As Aftab told NPR, she had an “edgier, more fun” follow-up album in mind, but the death of her younger brother and the rise of the pandemic changed her course. She found a voice for her anguish in the longing couplets of Urdu ghazals, among other poetic forms, and sunk them into airy, crystalline compositions that ripple with rhythm even though Jamey Haddad’s hand percussion verges on the subliminal.

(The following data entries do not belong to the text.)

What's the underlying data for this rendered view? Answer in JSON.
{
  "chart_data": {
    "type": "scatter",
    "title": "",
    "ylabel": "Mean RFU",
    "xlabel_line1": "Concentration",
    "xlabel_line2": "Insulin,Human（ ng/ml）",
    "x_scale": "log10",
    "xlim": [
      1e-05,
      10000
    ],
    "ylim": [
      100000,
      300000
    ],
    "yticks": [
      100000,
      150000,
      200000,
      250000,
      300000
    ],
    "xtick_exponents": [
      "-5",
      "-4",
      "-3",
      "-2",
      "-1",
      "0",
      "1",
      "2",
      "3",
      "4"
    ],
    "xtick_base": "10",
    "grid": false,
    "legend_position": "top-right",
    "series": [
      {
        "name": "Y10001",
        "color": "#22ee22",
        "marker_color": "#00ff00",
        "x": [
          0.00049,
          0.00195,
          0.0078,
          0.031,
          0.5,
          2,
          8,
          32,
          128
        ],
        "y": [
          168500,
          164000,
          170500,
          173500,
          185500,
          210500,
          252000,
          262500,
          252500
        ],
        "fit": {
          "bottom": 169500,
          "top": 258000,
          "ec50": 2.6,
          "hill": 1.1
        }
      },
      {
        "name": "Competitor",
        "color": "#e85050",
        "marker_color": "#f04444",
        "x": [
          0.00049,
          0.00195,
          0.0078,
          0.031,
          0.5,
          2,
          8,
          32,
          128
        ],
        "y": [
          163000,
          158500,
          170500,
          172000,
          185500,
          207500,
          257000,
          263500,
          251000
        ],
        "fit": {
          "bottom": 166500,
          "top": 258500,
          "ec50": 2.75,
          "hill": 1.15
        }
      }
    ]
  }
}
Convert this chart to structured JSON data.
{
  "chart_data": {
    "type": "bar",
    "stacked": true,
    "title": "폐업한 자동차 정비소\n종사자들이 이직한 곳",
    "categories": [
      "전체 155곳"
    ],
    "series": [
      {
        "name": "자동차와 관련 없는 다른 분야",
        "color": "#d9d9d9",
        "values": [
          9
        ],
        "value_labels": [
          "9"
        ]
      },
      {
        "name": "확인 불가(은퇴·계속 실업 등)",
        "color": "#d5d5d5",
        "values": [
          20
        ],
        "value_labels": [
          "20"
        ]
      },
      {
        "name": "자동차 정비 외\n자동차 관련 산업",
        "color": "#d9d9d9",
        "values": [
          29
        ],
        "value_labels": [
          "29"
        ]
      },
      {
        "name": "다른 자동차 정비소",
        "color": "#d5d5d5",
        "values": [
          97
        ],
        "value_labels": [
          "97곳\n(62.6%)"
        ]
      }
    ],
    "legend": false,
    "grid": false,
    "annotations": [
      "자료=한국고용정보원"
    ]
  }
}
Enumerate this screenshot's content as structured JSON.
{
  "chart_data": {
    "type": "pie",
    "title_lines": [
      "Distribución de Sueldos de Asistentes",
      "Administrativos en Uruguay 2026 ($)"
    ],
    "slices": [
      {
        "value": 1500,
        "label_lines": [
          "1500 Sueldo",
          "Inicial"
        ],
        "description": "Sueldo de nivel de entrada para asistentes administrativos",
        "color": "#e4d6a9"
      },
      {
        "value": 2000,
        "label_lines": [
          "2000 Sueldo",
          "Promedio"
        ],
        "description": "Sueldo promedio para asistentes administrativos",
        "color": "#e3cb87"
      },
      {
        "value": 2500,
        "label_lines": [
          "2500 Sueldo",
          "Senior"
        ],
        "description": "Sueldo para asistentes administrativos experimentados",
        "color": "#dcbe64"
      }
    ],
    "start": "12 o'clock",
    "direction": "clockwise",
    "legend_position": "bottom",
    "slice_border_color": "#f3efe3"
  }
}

The exception that proves the rule is “Last Night,” a Rumi poem set to a reggae sizzle that radiates like a sunburst in the deep, still center of the album.
Performed with a band of sought-after players from the jazz and contemporary classical worlds, including acoustic guitarist Gyan Riley, harpist Maeve Gilchrist, violinist Darian Donovan Thomas, and keyboardist Shahzad Ismaily, Vulture Prince was called Aftab’s “most cogent, clear-eyed statement yet” by Bandcamp Daily, while Pitchfork dubbed it “a heartbreaking, exquisite document of the journey from grief to acceptance.”